Voltando ao tema da cooperação tributária internacional, a senhora já havia comentado sobre a tributação das multinacionais estabelecida pelo G20 e a OCDE, como a experiência com esse acordo pode servir para avançar as negociações sobre tributação progressiva em 2024?

Ajuda bastante por ser um exemplo de como a cooperação Internacional na área tributária pode chegar a resultados concretos. Foi um esforço de muitos anos do projeto da OCDE chamado de Base Erosion and Profit Shifting (BEPS), que visa atacar a erosão da base fiscal e a baixa tributação dos lucros pelas possibilidades de evasão. Hoje, esse projeto não abarca apenas uma cooperação com o G20, é uma solução que envolve 140 países.

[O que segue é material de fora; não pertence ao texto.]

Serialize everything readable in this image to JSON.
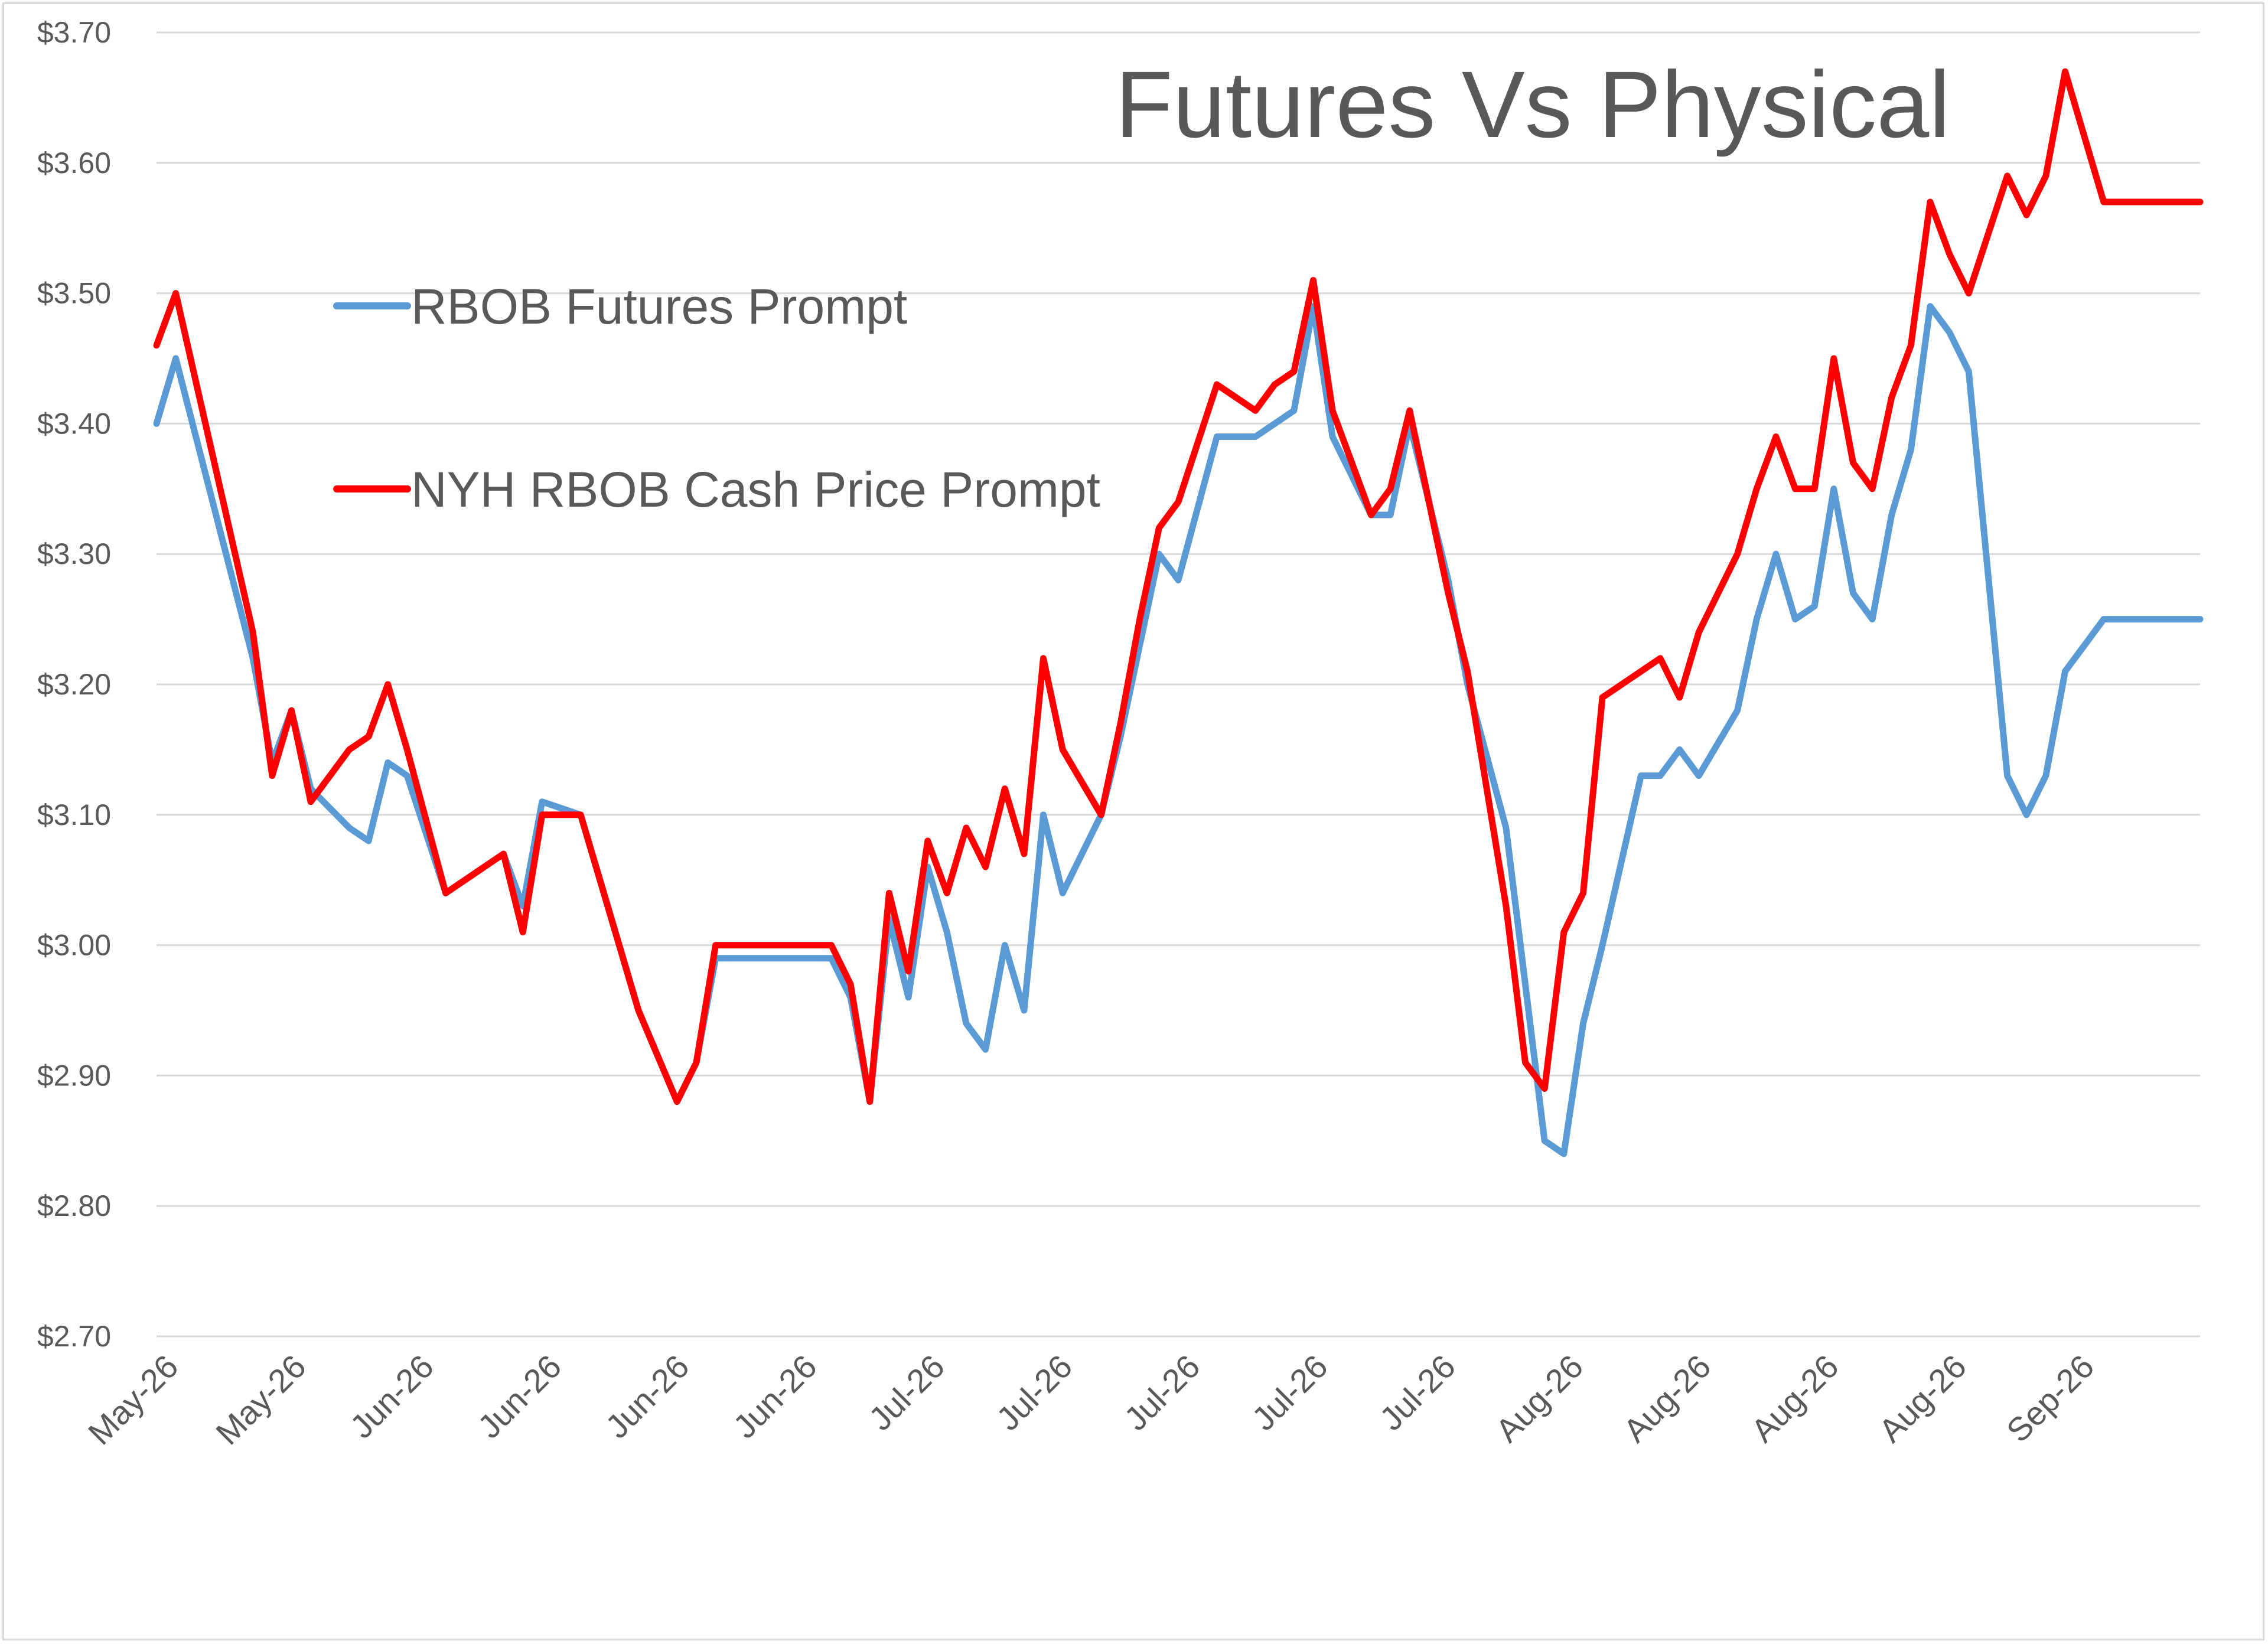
{
  "chart_data": {
    "type": "line",
    "title": "Futures Vs Physical",
    "xlabel": "",
    "ylabel": "",
    "ylim": [
      2.7,
      3.7
    ],
    "y_ticks": [
      "$2.70",
      "$2.80",
      "$2.90",
      "$3.00",
      "$3.10",
      "$3.20",
      "$3.30",
      "$3.40",
      "$3.50",
      "$3.60",
      "$3.70"
    ],
    "x_tick_labels": [
      "May-26",
      "May-26",
      "Jun-26",
      "Jun-26",
      "Jun-26",
      "Jun-26",
      "Jul-26",
      "Jul-26",
      "Jul-26",
      "Jul-26",
      "Jul-26",
      "Aug-26",
      "Aug-26",
      "Aug-26",
      "Aug-26",
      "Sep-26"
    ],
    "grid": true,
    "legend_position": "top-left",
    "colors": {
      "futures": "#5b9bd5",
      "cash": "#ff0000"
    },
    "x": [
      0,
      1,
      5,
      6,
      7,
      8,
      10,
      11,
      12,
      13,
      15,
      16,
      17,
      18,
      19,
      20,
      22,
      23,
      24,
      25,
      27,
      28,
      29,
      30,
      31,
      32,
      35,
      36,
      37,
      38,
      39,
      40,
      41,
      42,
      43,
      44,
      45,
      46,
      47,
      49,
      50,
      51,
      52,
      53,
      55,
      56,
      57,
      58,
      59,
      60,
      61,
      62,
      63,
      64,
      65,
      67,
      68,
      70,
      71,
      72,
      73,
      74,
      75,
      77,
      78,
      79,
      80,
      82,
      83,
      84,
      85,
      86,
      87,
      88,
      89,
      90,
      91,
      92,
      93,
      94,
      96,
      97,
      98,
      99,
      100,
      101,
      103,
      104,
      105,
      106
    ],
    "series": [
      {
        "name": "RBOB Futures Prompt",
        "values": [
          3.4,
          3.45,
          3.22,
          3.14,
          3.18,
          3.12,
          3.09,
          3.08,
          3.14,
          3.13,
          3.04,
          3.05,
          3.06,
          3.07,
          3.03,
          3.11,
          3.1,
          3.05,
          3.0,
          2.95,
          2.88,
          2.91,
          2.99,
          2.99,
          2.99,
          2.99,
          2.99,
          2.96,
          2.88,
          3.02,
          2.96,
          3.06,
          3.01,
          2.94,
          2.92,
          3.0,
          2.95,
          3.1,
          3.04,
          3.1,
          3.16,
          3.23,
          3.3,
          3.28,
          3.39,
          3.39,
          3.39,
          3.4,
          3.41,
          3.49,
          3.39,
          3.36,
          3.33,
          3.33,
          3.4,
          3.28,
          3.2,
          3.09,
          2.97,
          2.85,
          2.84,
          2.94,
          3.0,
          3.13,
          3.13,
          3.15,
          3.13,
          3.18,
          3.25,
          3.3,
          3.25,
          3.26,
          3.35,
          3.27,
          3.25,
          3.33,
          3.38,
          3.49,
          3.47,
          3.44,
          3.13,
          3.1,
          3.13,
          3.21,
          3.23,
          3.25,
          3.25,
          3.25,
          3.25,
          3.25
        ]
      },
      {
        "name": "NYH RBOB Cash Price Prompt",
        "values": [
          3.46,
          3.5,
          3.24,
          3.13,
          3.18,
          3.11,
          3.15,
          3.16,
          3.2,
          3.15,
          3.04,
          3.05,
          3.06,
          3.07,
          3.01,
          3.1,
          3.1,
          3.05,
          3.0,
          2.95,
          2.88,
          2.91,
          3.0,
          3.0,
          3.0,
          3.0,
          3.0,
          2.97,
          2.88,
          3.04,
          2.98,
          3.08,
          3.04,
          3.09,
          3.06,
          3.12,
          3.07,
          3.22,
          3.15,
          3.1,
          3.17,
          3.25,
          3.32,
          3.34,
          3.43,
          3.42,
          3.41,
          3.43,
          3.44,
          3.51,
          3.41,
          3.37,
          3.33,
          3.35,
          3.41,
          3.27,
          3.21,
          3.03,
          2.91,
          2.89,
          3.01,
          3.04,
          3.19,
          3.21,
          3.22,
          3.19,
          3.24,
          3.3,
          3.35,
          3.39,
          3.35,
          3.35,
          3.45,
          3.37,
          3.35,
          3.42,
          3.46,
          3.57,
          3.53,
          3.5,
          3.59,
          3.56,
          3.59,
          3.67,
          3.62,
          3.57,
          3.57,
          3.57,
          3.57,
          3.57
        ]
      }
    ]
  }
}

Depois quase dez nos de negociação, houve um avanço no consenso sobre a tributação mínima, que já está sendo implementada pelos países. Esse foi um exemplo importante porque mostra que a cooperação tributária também pode avançar, por exemplo, na área da taxação de indivíduos de alta renda. É uma negociação que pode começar por princípios e, em alguns anos, chegar a resultados concretos.

Há seis anos, no início das discussões do Pilar 2, ninguém imaginava chegaríamos com um acordo de taxação mínima das multinacionais. O diálogo e a cooperação na área tributária fizeram com que os países entendessem que era mais benéfico um acordo para evitar a guerra fiscal tributária. Muitas vezes falamos em guerra fiscal entre os estados da federação, com redução de impostos para atrair investimentos. Isso também ocorre no âmbito internacional, em que há países com tributação favorecida que praticamente não possuem impostos sobre a renda.

Hoje, essa prática é desincentivada, com a ideia de que se possa eliminar as áreas de tributação favorecida. O que permite que os países possam implementar impostos mínimos, sem que os investimentos sejam atraídos para outras áreas que não cobram impostos.